On Behalf of | Sep 4, 2018 | Property Division And Asset Preservation

When a woman gets divorced, her income falls by about 20 percent on average. When a man gets divorced, his income goes up by about 33 percent on average. However, there are steps that women in New Jersey and around the country can take to help secure their retirement after their marriage comes to an end. In many case, it may not be best to keep a marital home because of the overall cost of doing so.

In addition to making mortgage payments, homeowners need to account for the cost of maintenance, property taxes and homeowners insurance policies. When it comes time to sell the home, it may be necessary to pay capital gains taxes as well as the cost of staging it for buyers. Keeping a home could also result in an individual passing on another asset that could be just as or more valuable than the home in the long-term.

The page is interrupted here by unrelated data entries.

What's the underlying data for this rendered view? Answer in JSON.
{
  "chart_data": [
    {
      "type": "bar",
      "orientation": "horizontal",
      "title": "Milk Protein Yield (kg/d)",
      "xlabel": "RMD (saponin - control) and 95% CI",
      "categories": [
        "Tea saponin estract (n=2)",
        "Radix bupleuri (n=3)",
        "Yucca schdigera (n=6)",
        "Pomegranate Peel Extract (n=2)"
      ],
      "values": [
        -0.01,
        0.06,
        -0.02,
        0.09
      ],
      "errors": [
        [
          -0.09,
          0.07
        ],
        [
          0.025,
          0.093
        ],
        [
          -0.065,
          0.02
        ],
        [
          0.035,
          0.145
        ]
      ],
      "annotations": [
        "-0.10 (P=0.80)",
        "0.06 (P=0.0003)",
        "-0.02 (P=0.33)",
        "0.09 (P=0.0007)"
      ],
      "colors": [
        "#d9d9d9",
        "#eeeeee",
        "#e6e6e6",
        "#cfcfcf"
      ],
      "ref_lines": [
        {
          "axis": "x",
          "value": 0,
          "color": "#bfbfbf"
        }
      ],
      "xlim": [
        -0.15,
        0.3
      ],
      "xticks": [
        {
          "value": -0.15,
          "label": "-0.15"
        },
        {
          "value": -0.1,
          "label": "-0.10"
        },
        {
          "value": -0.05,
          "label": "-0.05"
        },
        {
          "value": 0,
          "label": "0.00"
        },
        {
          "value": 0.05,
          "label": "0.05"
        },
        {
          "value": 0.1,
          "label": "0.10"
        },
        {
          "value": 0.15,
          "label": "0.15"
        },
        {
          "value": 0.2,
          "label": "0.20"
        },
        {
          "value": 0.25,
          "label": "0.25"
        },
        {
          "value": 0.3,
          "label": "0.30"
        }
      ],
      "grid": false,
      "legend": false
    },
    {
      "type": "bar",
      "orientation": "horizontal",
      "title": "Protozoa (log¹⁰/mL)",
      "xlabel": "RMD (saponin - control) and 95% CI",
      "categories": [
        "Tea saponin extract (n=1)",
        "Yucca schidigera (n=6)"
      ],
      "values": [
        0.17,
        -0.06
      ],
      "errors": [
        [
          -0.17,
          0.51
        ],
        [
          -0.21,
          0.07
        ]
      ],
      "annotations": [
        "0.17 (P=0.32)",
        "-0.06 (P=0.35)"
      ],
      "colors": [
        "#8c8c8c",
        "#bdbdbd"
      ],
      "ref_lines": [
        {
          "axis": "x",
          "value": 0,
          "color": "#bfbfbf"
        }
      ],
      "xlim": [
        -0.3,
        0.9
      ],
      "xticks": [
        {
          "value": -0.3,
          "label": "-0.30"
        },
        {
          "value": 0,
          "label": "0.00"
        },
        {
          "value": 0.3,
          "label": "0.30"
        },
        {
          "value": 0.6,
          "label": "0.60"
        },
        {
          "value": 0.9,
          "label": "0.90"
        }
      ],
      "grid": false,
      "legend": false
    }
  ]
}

Those who can’t get a mortgage in their own name may be forced to sell it shortly after the divorce. Of course, there is nothing wrong with owning a house after a divorce. The question is whether an individual should stay in the marital home or get something smaller and more affordable. Doing so could make it easier to hang onto assets designed to help a person during retirement.

During a divorce, the property division process may be a contentious one. However, individuals may make the process easier by remaining flexible and negotiating as much as possible. In some cases, working with a mediator can help a former couple agree on how to divide property such as a home or retirement account. An attorney can represent an individual regardless of how it is resolved.